The opening of Pier 26 comes as the Trust spearheads roughly $1 billion in public/private partnerships in ongoing construction toward completion of the four-mile-long park. Construction is nearing completion on Little Island, off of W. 14th St., the planned public park pier and performance space once known as Pier55, which is expected to open next summer. That project was made possible through funding from the Diller-Von Furstenberg Family Foundation — representing the largest single donation to a park in the history of New York State — along with funding from New York City.
Work is also ongoing at Pier 57, at W. 16th St., a mixed-use development by RXR Realty/Youngwoo and anchored by Google office space, which will include more than three acres of public open space, including a rooftop park and perimeter esplanade, which is also expected to open next year.
At the same time, the Trust plans to break ground by next spring on three additional public park projects: Gansevoort Peninsula, west of the Meatpacking District, which will provide direct waterfront access for the public with a resilient beachfront and with the largest single green space in Hudson River Park; Pier 97, at W. 57th St., which will include a lawn, playground, sunset plaza and youth soccer fields, along with an esplanade connection to Riverside Park South; and a reconfiguration of Chelsea Waterside Park, at W. 23rd St.

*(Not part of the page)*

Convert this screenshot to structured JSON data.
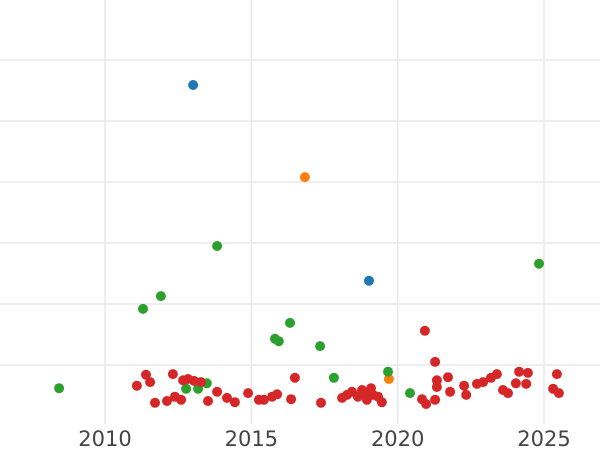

Finally, the Whitney Museum of American Art is building “Day’s End,” by artist David Hammons, on the southern edge of Gansevoort Peninsula in partnership with the Trust, which will be one of the country’s largest public art projects upon completion late this year.
The opening of Pier 26 marks an important post-9/11 rebuilding milestone for Lower Manhattan. In 2010, the Lower Manhattan Development Corporation funded construction of Piers 25 and 26 as part of its ongoing rebuilding efforts in the neighborhood. The adjacent Pier 25 is the most heavily used pier in Hudson River Park.